A small number of helicopters had been used while the site was under construction, and for conducting aerial surveys ahead of time. But they were not meant to be part of the festival, says Chris Langhart, who was the technical director of Woodstock. “I didn’t plan on the road getting stopped up as soon as it did,” he said in a phone interview. “I could see the occasional helicopter dropping someone at the site. But then the roads clogged up, because [the festival basically became] the second largest city in the state of New York. John [Morris, production coordinator at the festival] told his wife to dial up all the helicopters you could find. I think that in the end we had as many as 22, almost all of them from private companies.”
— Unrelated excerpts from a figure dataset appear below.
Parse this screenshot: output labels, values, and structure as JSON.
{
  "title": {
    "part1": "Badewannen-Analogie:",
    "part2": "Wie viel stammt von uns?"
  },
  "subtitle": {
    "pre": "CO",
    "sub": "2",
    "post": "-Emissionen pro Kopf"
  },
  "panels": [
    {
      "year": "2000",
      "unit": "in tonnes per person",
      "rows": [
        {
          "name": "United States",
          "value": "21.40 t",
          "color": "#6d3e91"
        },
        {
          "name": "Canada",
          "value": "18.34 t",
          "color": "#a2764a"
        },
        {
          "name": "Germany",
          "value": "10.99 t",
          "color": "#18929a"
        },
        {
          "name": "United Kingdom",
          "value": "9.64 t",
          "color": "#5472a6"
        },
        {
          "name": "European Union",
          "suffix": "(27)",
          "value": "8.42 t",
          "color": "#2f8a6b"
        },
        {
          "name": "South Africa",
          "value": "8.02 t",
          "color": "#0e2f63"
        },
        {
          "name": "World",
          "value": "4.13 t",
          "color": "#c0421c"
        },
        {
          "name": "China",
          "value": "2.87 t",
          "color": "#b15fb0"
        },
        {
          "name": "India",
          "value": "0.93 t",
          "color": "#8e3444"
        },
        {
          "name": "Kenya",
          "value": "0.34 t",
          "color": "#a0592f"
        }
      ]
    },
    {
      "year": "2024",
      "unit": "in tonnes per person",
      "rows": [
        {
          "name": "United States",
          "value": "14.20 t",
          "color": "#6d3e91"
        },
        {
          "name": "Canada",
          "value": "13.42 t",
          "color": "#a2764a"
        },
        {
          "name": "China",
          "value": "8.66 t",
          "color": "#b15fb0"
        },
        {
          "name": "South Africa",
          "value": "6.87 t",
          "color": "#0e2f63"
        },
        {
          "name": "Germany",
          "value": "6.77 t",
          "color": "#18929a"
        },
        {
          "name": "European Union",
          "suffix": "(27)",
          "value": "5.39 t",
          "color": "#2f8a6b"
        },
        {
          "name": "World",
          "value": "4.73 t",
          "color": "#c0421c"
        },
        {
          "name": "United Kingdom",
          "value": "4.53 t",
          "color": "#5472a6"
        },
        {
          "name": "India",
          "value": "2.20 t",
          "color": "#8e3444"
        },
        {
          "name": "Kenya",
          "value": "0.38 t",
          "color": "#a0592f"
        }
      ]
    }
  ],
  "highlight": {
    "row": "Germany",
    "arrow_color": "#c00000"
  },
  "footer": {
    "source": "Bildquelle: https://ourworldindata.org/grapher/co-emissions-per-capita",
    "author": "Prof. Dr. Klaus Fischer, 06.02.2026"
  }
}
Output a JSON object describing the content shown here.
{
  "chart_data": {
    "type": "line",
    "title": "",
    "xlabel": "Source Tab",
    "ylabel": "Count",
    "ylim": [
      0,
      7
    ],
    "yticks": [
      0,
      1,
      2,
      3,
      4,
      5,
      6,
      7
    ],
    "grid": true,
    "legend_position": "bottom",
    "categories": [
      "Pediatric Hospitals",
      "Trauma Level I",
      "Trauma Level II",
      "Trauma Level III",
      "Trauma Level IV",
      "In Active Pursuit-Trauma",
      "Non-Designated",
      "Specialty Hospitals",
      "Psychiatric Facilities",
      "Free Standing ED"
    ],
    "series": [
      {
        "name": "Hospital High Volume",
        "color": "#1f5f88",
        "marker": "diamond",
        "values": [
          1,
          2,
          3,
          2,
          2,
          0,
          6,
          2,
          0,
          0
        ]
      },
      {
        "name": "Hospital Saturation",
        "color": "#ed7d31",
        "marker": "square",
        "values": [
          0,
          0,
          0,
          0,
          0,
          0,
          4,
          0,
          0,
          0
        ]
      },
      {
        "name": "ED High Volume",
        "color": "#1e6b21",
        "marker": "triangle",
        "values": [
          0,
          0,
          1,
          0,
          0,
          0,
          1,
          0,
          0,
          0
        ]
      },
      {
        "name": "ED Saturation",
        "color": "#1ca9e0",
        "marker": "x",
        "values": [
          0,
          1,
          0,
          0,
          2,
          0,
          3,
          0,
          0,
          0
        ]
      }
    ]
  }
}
As thousands of people flooded to the site the day before the festival began, a heliport was quickly cleared off, mowed, and constructed adjacent to the performers pavilion, which had a bridge to the stage. That was “about where you wanted it,” says Langhart, “except that it hadn’t been on the original plan. And that was a big error on my part, because those helicopters make a lot of noise” that made it hard to interview performers in the pavilion. “There would have been a very nice set of stories we couldn’t have because of the noise. But I couldn’t have [the musicians] trooping over the field, and that was my only secure area, so it was where it was.
“We needed some way to demarcate it so idiots—performers included in the word ‘idiot’ sometimes—didn’t just walk into the area,” he recalls. “We had a lot of snow fence left, so we made a big rectangle. Then it turned dark, and it turned into ‘We can’t see where the place is’ problem. So we put red Christmas tree lights around the heliport so you could see where it was. And that shows up in the movie also, if you can find the right shot.”
Among the aircraft used at Woodstock were Sikorsky S-58s, which brought performers to the stage and airlifted approximately 250 concertgoers from the site. Helicopters dropped flowers over the crowds, and Army helicopters from West Point delivered more than 1,300 pounds of food, including 10,000 sandwiches prepared by folks in the nearby communities. (Pilot Clark Stahl, who had recently returned from Vietnam, was on temporary duty at West Point when he got the assignment. “What the hell is a rock festival?” he recalled asking another pilot.) Rock photographer Bob Gruen recalls that the Air National Guard “brought in huge barrels of lamb that had been marinated to make shish kebab, and they started giving it away to anybody who had pots and the ability to cook it.”
Chris Langhart never got to see the crowds from the sky; “I saw them from the movie,” he recalls. What was meant to be a small three-day festival would go on to influence an entire generation and become one of the iconic events of the 1960s. And when Richie Havens, the festival’s opening act, died in 2013, his family had one request: that his ashes be scattered by helicopter over the field where the festival took place.